PRIORS Subcommand (TREE command)
For CRT and QUEST trees with categorical dependent
variables, the PRIORS
subcommand
allows you to specify prior probabilities of group membership. Prior probabilities are estimates of
the overall relative frequency for each target category of the dependent
variable prior to knowing anything about the values of the independent
(predictor) variables. Using prior probabilities helps correct any
tree growth caused by data in the sample that is not representative
of the entire population.
- If the growing method is CHAID or Exhaustive CHAID, this subcommand is ignored and a warning is issued.
- If the dependent variable is scale, this subcommand is ignored and a warning is issued.
FROMDATA. Obtain priors
from the training sample. Use this setting if the distribution
of groups in the training sample is representative of the population
distribution. This is the default. If you have not specified a training
sample using the VALIDATION
subcommand,
then the distribution of values in the entire data file is used.
EQUAL. Equal priors across categories. Use this if categories of the dependent variable are represented equally in the population. For example, if there are four categories, approximately 25% of the cases are in each category.
CUSTOM. User-specified prior probabilities. For each category of the dependent variable, specify the category followed by a non-negative prior probability value enclosed in square brackets.

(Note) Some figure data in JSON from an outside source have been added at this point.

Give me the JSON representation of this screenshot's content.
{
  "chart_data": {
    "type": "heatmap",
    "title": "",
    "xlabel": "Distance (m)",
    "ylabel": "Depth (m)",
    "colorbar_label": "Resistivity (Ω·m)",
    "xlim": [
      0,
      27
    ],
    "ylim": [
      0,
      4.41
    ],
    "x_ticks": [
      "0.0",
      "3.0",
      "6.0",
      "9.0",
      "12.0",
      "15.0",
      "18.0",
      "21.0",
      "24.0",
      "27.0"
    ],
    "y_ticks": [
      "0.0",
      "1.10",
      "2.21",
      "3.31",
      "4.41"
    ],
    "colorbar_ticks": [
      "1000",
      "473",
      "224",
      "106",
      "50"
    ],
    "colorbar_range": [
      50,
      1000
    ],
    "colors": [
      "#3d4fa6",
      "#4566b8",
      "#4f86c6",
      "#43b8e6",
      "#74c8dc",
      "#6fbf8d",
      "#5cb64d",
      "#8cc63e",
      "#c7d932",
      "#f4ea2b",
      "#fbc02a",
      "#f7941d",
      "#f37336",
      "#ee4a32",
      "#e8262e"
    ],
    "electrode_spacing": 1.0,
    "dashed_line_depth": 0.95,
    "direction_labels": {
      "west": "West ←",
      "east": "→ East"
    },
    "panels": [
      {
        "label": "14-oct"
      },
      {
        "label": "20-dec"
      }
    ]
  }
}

- Prior probabilities must be specified for all values
of the dependent variable included in the analysis (either all non-missing
values found in the data or all values defined on the
DEPCATEGORIES
subcommand). - The values must be non-negative.
- The specified category values must be consistent with the data type of the dependent variable. String and date values must be quoted. Date values must be consistent with the variable’s print format.
- If you specify the same category more than once, the last one is used.
- A warning is issued if you specify a prior probability for a category that does not exist in the data or in the training sample if split-sample validation is in effect. See the topic VALIDATION Subcommand (TREE command) for more information.
- Prior probability values are "normalized" to relative proportions before the tree is grown.
Example
TREE risk [o] BY age income employment
/METHOD TYPE=CRT
/PRIORS CUSTOM= 1 [30] 2 [75] 3 [45].
The prior probabilities of 30, 75, and 45 are normalized to proportions of 0.2, 0.5, and 0.3, respectively.
ADJUST Keyword
The ADJUST
keyword specifies whether prior probabilities are adjusted to take
into account misclassification costs.
NO. Priors are unadjusted. This is the default.
YES. Priors are adjusted to take into account misclassification costs.